それを防がんとして、レオパルドは悪戦苦闘し、時には歩みを止めたり、妙にのそのそと歩いたりもして歩調を合わせた。
「レオ!」
屋敷をしばらく悪戦苦闘しながら歩き、食堂に着くと、一人の幼い少女がレオパルドの姿を見や否や、駆け足で近づいていった。

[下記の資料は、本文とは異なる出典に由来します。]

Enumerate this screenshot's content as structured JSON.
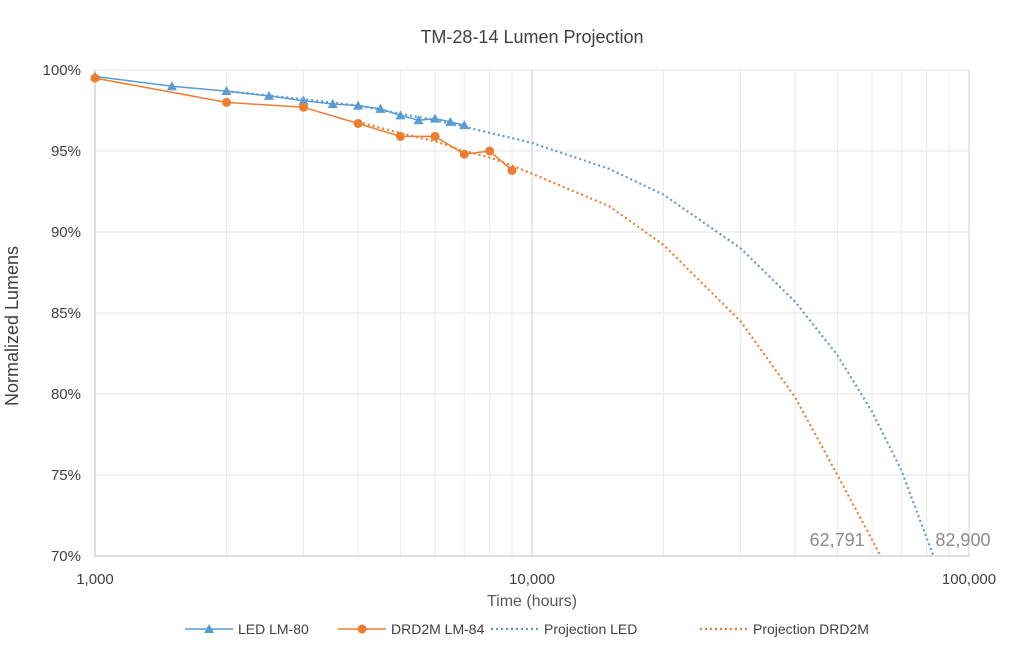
{
  "chart_data": {
    "type": "line",
    "title": "TM-28-14 Lumen Projection",
    "xlabel": "Time (hours)",
    "ylabel": "Normalized Lumens",
    "x_scale": "log",
    "xlim": [
      1000,
      100000
    ],
    "ylim": [
      70,
      100
    ],
    "x_ticks": [
      {
        "value": 1000,
        "label": "1,000"
      },
      {
        "value": 10000,
        "label": "10,000"
      },
      {
        "value": 100000,
        "label": "100,000"
      }
    ],
    "y_ticks": [
      {
        "value": 100,
        "label": "100%"
      },
      {
        "value": 95,
        "label": "95%"
      },
      {
        "value": 90,
        "label": "90%"
      },
      {
        "value": 85,
        "label": "85%"
      },
      {
        "value": 80,
        "label": "80%"
      },
      {
        "value": 75,
        "label": "75%"
      },
      {
        "value": 70,
        "label": "70%"
      }
    ],
    "grid": true,
    "legend_position": "bottom",
    "series": [
      {
        "name": "LED LM-80",
        "style": "solid",
        "marker": "triangle",
        "color": "#5b9bd5",
        "points": [
          [
            1000,
            99.6
          ],
          [
            1500,
            99.0
          ],
          [
            2000,
            98.7
          ],
          [
            2500,
            98.4
          ],
          [
            3000,
            98.1
          ],
          [
            3500,
            97.9
          ],
          [
            4000,
            97.8
          ],
          [
            4500,
            97.6
          ],
          [
            5000,
            97.2
          ],
          [
            5500,
            96.9
          ],
          [
            6000,
            97.0
          ],
          [
            6500,
            96.8
          ],
          [
            7000,
            96.6
          ]
        ]
      },
      {
        "name": "DRD2M LM-84",
        "style": "solid",
        "marker": "circle",
        "color": "#ed7d31",
        "points": [
          [
            1000,
            99.5
          ],
          [
            2000,
            98.0
          ],
          [
            3000,
            97.7
          ],
          [
            4000,
            96.7
          ],
          [
            5000,
            95.9
          ],
          [
            6000,
            95.9
          ],
          [
            7000,
            94.8
          ],
          [
            8000,
            95.0
          ],
          [
            9000,
            93.8
          ]
        ]
      },
      {
        "name": "Projection LED",
        "style": "dotted",
        "marker": "none",
        "color": "#5b9bd5",
        "points": [
          [
            2000,
            98.7
          ],
          [
            3000,
            98.2
          ],
          [
            4000,
            97.8
          ],
          [
            5000,
            97.3
          ],
          [
            6000,
            96.9
          ],
          [
            7000,
            96.5
          ],
          [
            10000,
            95.5
          ],
          [
            15000,
            93.9
          ],
          [
            20000,
            92.3
          ],
          [
            30000,
            89.0
          ],
          [
            40000,
            85.7
          ],
          [
            50000,
            82.4
          ],
          [
            60000,
            78.9
          ],
          [
            70000,
            75.3
          ],
          [
            82900,
            70.0
          ]
        ]
      },
      {
        "name": "Projection DRD2M",
        "style": "dotted",
        "marker": "none",
        "color": "#ed7d31",
        "points": [
          [
            4000,
            96.8
          ],
          [
            5000,
            96.1
          ],
          [
            6000,
            95.6
          ],
          [
            7000,
            95.0
          ],
          [
            8000,
            94.6
          ],
          [
            9000,
            94.1
          ],
          [
            10000,
            93.6
          ],
          [
            15000,
            91.6
          ],
          [
            20000,
            89.2
          ],
          [
            30000,
            84.5
          ],
          [
            40000,
            79.8
          ],
          [
            50000,
            75.0
          ],
          [
            62791,
            70.0
          ]
        ]
      }
    ],
    "annotations": [
      {
        "text": "62,791",
        "x": 62791,
        "y": 70
      },
      {
        "text": "82,900",
        "x": 82900,
        "y": 70
      }
    ]
  }
}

見目麗しいアリスに似て、幼いながらも美人の面影のあるオリヴィアは、アリスの一人娘である。しかしながら、容姿は似ても、中身は似ておらず、やんちゃっけが幾分か強かった。
「オリヴィア様」
駆け足のまま、レオパルドへ果敢に突っ込もうとしたオリヴィアは、それが叶わず、ロディに止められた。
「なんで止めるのロディ?」
不満げに頬を膨らませたオリヴィアは、ロディに問い掛けた。
「……はしたない真似はいけません」
「むぅ」
とりあえずは納得してみせ、すぅと力を抜いたオリヴィアであったが。
「うにゃあー!」
再び緩急を付けた動きでロディを翻弄……とはいかず、今度はがっつり捕まえられた。
曲がりなりにも幼年士官学校を卒業しているロディからしてみれば、幼女の奇をてらった程度の動きなど止めるのは簡単なことだった。
「ロディの意地悪」
今度こそ諦めたオリヴィアはしゅんとすると、レオパルドにペコリと頭を下げて、母であるアリスの横に立って、母のスカートをぎゅっと掴んだ。
「……それで、レオのご用はなぁに?」
オリヴィアはレオパルドにとにかくなついていた。暇さえあれば、レオパルドの屋敷に駆け込む程度には好んでいるのだが、ロディやオリヴィア専属の侍女の目を掻い潜って行くことは難しく、母のアリスもそこまで多くは会わせようとしなかった。
「夕飯をご一緒させていただきに来ましたオリヴィア様」
わざとらしい仕草を加えて、恭しく頭を下げるレオパルドに、オリヴィアは嬉しさを隠すことなく、にんまりと笑顔を作った。
「じゃあじゃあ!レオはあたしの隣ね!」
忙しなくパタパタと駆けると、オリヴィアは自分の席の隣の椅子を引いて、椅子のクッションをパンパンと叩いて誘導する。
「オリヴィア様、お誘いは大変光栄ですが、席は決まっておりますので」
レオパルドはあくまでダルトン家の家臣に過ぎない。ましてや、一度は断絶しかけた家の名前を継いだだけの新米も新米、主家の一人娘の隣などにつくはずもなく、一番離れた位置の席についた。
家臣としてあまりにも若すぎることとはまた別の理由もあった。
断絶寸前のローネイン家を継いだレオパルドであったが、レオパルドは元々ローネイン家の者でもなければ、貴族でもなかった。
レオパルドは帝都から遠く離れた東の地の出身であるらしい。であるらしい、というのはレオパルド本人の記憶が曖昧であることに起因している。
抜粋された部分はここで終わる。